On
November 27, conservative Victor Davis Hanson, the Stanford Hoover Institution classicist,
wrote:
Since 1960, and with the exception of Barack Obama, the Democrats always lost when they ran northern liberals — George McGovern, Michael Dukakis, Walter Mondale, and John Kerry — so great is the American distrust of both old money aristocrats and Northern tsk-tsk scolds. Apparently southern accents — LBJ, Jimmy Carter, Bill Clinton, Al Gore — were necessary fides to win the popular vote, a sort of implicit reminder to voters that liberal Democrats could be just folks rather social engineers and redistributionists.
Yes, but on
November 9, 18 days earlier, I
wrote that my 1980s
list of stupid Democratic nominations--people from the base who didn’t bring new voters with them. . . began with Humphrey of Minnesota, then McGovern of South Dakota, Mondale of Minnesota, and Dukakis of Massachusetts--all losers. Later add Kerry of Massachusetts to that list. When Democrats went South for candidates--Lyndon Johnson, Carter, Clinton--they won. White, frost belt liberals don’t cut it with the wider electorate.

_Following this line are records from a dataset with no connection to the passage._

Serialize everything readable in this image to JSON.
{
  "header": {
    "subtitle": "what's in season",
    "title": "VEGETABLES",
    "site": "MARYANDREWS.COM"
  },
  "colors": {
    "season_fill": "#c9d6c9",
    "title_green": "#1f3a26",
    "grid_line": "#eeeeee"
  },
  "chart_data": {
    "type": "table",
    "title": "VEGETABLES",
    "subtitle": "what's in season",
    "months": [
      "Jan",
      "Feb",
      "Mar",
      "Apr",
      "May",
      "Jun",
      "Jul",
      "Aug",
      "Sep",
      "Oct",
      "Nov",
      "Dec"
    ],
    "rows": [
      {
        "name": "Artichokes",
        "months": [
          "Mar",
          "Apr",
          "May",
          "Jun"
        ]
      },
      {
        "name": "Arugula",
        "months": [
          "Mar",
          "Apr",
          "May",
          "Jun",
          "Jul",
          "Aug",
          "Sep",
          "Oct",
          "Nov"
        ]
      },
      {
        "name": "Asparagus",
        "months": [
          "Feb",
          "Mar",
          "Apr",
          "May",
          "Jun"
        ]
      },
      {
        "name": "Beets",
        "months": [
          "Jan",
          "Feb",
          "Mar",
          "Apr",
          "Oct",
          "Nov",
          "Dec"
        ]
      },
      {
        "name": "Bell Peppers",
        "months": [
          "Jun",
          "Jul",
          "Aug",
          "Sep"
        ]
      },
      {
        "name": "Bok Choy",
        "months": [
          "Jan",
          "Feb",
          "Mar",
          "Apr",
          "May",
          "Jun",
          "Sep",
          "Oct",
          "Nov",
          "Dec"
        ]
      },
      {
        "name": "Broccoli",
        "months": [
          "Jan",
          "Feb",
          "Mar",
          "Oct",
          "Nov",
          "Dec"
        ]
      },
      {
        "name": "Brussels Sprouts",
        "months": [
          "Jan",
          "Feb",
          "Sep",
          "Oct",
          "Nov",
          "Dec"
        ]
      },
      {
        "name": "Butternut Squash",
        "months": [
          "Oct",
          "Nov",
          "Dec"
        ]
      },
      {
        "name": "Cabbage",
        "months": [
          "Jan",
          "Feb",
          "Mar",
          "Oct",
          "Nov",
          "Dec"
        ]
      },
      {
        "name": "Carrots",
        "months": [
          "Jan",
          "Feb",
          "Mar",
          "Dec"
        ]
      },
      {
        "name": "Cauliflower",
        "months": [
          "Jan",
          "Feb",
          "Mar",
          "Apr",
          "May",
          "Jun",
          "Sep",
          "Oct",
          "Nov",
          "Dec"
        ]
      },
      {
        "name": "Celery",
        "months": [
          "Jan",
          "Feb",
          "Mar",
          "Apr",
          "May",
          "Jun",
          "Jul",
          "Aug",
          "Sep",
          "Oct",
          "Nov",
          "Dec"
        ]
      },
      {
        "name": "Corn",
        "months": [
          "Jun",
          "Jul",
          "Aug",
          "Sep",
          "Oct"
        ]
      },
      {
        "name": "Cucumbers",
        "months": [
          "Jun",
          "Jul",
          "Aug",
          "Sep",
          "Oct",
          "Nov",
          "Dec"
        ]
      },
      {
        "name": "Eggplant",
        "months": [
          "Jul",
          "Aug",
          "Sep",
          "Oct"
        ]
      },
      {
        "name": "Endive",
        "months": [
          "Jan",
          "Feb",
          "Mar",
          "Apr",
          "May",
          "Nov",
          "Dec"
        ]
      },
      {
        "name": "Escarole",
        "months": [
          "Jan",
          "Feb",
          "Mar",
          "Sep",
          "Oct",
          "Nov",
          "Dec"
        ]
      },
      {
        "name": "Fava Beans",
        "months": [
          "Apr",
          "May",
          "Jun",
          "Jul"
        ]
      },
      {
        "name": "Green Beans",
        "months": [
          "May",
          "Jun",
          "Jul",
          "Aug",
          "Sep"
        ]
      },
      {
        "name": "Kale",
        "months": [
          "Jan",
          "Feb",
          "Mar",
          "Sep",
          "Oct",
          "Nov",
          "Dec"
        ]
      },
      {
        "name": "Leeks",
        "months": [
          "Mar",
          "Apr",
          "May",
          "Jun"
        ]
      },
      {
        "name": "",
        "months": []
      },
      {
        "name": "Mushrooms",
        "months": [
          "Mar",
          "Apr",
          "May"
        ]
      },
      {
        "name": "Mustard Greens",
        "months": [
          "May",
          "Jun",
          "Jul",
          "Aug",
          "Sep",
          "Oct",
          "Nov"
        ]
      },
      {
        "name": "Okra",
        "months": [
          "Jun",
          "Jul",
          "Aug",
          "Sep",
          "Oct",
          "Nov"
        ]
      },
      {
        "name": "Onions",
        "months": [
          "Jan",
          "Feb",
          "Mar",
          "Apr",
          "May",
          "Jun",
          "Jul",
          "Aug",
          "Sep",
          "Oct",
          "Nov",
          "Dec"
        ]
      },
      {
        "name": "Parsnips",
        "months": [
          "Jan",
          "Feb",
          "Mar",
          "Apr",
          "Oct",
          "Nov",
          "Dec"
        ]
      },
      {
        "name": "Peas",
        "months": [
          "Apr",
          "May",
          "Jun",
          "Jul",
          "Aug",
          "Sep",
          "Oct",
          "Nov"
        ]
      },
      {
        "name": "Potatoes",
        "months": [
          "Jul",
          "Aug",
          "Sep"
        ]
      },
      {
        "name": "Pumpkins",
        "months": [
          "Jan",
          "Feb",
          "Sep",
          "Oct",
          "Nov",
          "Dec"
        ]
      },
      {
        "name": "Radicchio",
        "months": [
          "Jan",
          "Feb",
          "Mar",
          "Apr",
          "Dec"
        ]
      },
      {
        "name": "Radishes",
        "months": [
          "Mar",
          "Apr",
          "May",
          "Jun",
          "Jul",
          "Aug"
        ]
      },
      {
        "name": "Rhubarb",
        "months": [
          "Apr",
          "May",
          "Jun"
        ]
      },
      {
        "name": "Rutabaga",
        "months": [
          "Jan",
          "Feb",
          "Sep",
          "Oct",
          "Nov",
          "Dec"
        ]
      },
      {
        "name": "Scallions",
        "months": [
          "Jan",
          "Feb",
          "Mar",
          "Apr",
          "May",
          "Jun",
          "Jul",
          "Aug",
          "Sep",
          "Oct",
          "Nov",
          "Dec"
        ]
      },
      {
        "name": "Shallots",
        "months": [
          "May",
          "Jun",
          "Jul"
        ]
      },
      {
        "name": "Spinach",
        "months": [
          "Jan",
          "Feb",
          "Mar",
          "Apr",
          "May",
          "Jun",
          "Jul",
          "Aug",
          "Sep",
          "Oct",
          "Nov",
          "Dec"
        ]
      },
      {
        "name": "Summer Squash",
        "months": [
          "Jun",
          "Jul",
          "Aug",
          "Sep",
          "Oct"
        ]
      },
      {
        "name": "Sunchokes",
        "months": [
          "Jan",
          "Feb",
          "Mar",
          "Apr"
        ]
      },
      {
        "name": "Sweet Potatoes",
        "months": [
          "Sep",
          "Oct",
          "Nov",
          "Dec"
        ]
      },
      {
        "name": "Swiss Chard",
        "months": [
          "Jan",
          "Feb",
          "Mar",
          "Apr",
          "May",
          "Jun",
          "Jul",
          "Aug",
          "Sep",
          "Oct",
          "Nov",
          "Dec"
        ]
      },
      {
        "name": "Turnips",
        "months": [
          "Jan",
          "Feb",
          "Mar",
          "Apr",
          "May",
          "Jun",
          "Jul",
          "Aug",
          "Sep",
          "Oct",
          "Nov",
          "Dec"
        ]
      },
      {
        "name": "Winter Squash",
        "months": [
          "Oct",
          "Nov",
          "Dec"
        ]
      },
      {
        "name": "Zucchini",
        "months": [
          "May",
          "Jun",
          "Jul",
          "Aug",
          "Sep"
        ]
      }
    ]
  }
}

Hanson did make an additional point. After going through the familiar litany of liberal media bias--“the cultural influence of the
NY Times,
Washington Post, NPR, PBS, CBS, ABC, and NBC, . . . the slant of a
USA Today or
People magazine. . . the biases of AP, Reuters, Bloomberg News, Google, Yahoo, and the other wire services that feed supposedly neutrally reported news to local affiliates that ensure their prejudices are aired as disinterested information”--Hanson offered this confession:
The right-wing media is serving as an alternative to the bias of the mainstream news, but also as a sort of religious outlet where the depressed and pessimistic can find some shred of hope in a bleak world — understandable but not always empirical.
Is that us, then? Offering “some shred of hope in a bleak world”?